When she came she wore a black habit with fresh white gloves, holding her skirt and crop in one hand, and the crowd would separate on either side of her. She did not see the crowd. She was used to crowds, and she would pat the pony's head or rub his ears with the fresh kid gloves, and tighten the buckle or shift a strap with an air quite as knowing as the tiger's, but not quite so serious. Then she would wrap the lap-robe about her, and her maid would take her place at her side with the spaniel in her arms, and she would give the pony the full length of the lash, and he would go off like a hound out of the leash. They always reached the corner before the tiger was able to overtake them, and I believe it was the hope of seeing him some morning left behind forever which led to the general interest in their departure. And when they had gone, the crowd would look at the empty place in the street, and at each other, and up at us in the windows, and then separate, and the street would grow quiet again.

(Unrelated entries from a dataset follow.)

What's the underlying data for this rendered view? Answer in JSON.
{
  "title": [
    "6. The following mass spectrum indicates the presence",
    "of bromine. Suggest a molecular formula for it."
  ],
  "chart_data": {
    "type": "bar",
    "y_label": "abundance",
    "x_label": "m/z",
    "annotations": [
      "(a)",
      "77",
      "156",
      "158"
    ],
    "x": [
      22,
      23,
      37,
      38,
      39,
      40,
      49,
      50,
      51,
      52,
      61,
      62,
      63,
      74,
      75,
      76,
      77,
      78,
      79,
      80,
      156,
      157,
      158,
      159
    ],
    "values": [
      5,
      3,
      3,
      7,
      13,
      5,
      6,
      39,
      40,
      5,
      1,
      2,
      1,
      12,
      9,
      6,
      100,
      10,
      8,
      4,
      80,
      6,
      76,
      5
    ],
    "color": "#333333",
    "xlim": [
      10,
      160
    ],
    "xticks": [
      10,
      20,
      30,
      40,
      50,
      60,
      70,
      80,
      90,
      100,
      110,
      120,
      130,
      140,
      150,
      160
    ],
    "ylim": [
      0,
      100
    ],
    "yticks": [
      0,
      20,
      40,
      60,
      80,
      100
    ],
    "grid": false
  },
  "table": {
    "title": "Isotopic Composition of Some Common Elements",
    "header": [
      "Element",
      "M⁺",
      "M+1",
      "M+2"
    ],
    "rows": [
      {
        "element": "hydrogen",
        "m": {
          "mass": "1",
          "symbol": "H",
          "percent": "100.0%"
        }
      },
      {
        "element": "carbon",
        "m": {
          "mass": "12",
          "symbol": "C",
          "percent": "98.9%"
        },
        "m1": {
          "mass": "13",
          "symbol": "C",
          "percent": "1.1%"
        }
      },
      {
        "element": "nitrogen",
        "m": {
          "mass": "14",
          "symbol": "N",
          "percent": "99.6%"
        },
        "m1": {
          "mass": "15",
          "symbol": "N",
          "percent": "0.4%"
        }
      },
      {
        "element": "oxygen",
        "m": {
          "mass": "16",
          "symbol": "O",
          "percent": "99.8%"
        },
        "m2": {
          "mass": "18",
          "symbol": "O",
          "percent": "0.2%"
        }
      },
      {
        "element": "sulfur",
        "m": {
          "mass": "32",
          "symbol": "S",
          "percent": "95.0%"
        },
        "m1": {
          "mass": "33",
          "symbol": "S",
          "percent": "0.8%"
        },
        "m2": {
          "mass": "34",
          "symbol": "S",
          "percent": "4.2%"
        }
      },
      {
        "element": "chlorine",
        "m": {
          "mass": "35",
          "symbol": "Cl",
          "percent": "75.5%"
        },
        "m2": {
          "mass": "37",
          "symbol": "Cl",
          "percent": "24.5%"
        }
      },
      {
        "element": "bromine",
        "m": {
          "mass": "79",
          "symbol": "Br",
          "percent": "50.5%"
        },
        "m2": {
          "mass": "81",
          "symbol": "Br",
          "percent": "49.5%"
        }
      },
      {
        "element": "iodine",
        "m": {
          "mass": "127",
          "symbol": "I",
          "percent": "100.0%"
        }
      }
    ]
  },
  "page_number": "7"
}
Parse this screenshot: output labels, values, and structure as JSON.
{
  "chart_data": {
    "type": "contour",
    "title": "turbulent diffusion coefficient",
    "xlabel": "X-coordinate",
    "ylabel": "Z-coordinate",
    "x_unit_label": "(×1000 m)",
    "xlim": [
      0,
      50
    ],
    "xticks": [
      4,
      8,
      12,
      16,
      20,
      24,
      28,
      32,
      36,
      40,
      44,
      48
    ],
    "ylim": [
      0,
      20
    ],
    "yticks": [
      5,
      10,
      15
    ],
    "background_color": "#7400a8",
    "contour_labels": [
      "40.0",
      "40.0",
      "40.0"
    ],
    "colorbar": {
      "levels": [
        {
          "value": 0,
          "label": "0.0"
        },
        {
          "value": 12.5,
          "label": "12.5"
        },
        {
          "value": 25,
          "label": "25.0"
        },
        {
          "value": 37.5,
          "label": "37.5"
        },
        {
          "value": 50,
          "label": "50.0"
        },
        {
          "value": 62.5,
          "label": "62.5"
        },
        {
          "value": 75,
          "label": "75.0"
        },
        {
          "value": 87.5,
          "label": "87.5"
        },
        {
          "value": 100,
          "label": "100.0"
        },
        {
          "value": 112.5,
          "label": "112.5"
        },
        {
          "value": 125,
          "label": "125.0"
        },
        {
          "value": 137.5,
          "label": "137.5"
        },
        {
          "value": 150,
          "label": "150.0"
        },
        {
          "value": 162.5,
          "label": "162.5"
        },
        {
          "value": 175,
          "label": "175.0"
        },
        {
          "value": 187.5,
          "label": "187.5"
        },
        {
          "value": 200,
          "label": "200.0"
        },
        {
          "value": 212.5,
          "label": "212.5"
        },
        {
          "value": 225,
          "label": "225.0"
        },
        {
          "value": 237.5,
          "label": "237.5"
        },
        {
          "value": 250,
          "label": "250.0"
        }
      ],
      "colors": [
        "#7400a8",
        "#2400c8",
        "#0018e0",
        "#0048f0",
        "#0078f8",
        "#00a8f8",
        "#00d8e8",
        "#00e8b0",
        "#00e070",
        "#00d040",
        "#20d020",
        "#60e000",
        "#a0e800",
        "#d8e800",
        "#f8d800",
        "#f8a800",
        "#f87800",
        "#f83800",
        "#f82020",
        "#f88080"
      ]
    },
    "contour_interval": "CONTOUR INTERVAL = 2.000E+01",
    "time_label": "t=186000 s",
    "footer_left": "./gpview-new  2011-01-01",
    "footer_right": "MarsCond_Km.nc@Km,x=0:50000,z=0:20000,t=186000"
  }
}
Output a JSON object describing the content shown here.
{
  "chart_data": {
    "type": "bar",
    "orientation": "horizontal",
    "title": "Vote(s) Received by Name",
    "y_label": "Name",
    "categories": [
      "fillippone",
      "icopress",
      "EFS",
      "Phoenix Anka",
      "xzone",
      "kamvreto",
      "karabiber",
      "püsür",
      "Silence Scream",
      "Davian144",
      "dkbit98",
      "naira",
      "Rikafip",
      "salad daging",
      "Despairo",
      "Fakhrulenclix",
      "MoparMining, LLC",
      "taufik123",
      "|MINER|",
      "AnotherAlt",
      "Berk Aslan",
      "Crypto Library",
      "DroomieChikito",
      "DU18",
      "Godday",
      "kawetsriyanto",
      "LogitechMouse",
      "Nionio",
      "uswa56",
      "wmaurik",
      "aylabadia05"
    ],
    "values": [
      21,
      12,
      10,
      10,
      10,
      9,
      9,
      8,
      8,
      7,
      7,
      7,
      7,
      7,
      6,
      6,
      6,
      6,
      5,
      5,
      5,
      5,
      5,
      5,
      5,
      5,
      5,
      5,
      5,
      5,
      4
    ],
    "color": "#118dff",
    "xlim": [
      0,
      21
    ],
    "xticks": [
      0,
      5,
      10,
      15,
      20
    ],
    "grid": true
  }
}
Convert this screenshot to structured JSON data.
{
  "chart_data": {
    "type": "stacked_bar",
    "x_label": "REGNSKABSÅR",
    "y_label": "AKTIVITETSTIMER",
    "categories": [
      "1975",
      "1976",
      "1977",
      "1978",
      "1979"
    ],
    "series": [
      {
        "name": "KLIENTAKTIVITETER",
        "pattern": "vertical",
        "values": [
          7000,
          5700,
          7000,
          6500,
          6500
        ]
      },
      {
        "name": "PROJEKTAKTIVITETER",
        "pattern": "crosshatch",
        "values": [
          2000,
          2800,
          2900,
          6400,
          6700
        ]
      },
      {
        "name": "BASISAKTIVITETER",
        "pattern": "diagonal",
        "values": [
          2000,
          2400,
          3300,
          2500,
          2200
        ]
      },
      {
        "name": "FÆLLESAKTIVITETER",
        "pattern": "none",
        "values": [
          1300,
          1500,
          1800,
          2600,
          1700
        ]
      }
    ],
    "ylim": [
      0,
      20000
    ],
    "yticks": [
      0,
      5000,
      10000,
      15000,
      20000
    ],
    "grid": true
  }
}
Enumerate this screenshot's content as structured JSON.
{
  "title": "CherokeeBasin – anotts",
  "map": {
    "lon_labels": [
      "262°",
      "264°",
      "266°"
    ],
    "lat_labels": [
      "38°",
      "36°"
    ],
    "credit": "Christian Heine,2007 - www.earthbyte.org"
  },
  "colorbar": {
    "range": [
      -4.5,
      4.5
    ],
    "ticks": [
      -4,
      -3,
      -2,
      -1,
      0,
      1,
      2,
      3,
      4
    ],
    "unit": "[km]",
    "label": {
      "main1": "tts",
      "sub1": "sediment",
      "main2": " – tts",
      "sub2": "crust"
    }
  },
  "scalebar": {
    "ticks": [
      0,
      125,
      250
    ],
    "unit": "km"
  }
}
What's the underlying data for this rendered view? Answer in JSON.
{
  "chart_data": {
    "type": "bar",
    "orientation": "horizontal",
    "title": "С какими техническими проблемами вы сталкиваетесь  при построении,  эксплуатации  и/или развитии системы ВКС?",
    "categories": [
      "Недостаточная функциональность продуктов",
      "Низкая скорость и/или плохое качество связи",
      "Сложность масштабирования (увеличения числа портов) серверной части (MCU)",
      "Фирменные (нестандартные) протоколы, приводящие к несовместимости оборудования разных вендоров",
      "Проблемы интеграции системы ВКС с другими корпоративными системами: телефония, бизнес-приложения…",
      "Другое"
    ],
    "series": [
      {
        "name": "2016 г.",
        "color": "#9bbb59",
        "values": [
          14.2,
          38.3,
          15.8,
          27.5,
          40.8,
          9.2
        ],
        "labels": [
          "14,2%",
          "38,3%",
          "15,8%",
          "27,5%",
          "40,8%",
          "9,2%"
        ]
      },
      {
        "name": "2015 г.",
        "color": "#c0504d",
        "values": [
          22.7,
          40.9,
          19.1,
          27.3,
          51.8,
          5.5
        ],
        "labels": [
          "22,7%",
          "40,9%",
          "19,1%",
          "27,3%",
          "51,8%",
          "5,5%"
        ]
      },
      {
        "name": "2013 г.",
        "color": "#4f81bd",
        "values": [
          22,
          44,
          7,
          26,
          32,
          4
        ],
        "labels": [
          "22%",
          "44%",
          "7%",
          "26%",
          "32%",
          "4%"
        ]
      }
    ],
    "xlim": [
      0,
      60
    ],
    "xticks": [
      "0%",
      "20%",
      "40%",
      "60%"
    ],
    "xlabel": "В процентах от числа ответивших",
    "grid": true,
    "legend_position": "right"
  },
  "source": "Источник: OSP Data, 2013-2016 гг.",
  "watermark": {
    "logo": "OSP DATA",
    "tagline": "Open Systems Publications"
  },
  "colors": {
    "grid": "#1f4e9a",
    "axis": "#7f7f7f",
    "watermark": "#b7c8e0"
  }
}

One could see her again later, if one wished, in the evening, riding a great horse around the ring, in another habit, but with the same haughty smile; and as the horse reared on his hind-legs, and kicked and plunged as though he would fall back on her, she would smile at him as she did on the children in our street, with the same unconcerned, amused look that she would have given to a kitten playing with its tail.

The houses on our street had tall yellow fronts with gray slate roofs, and roof-gardens of flowers and palms in pots. Some of the houses had iron balconies, from which the women leaned and talked across the street to one another in purring nasal voices, with a great rolling of the r's and an occasional disdainful movement of the shoulders. When any other than a French woman shrugs her shoulders she moves the whole upper part of her body, from the hips up; but the French woman's shoulders and arms are all that change when she makes that ineffable gesture that we have settled upon as the characteristic one of her nation.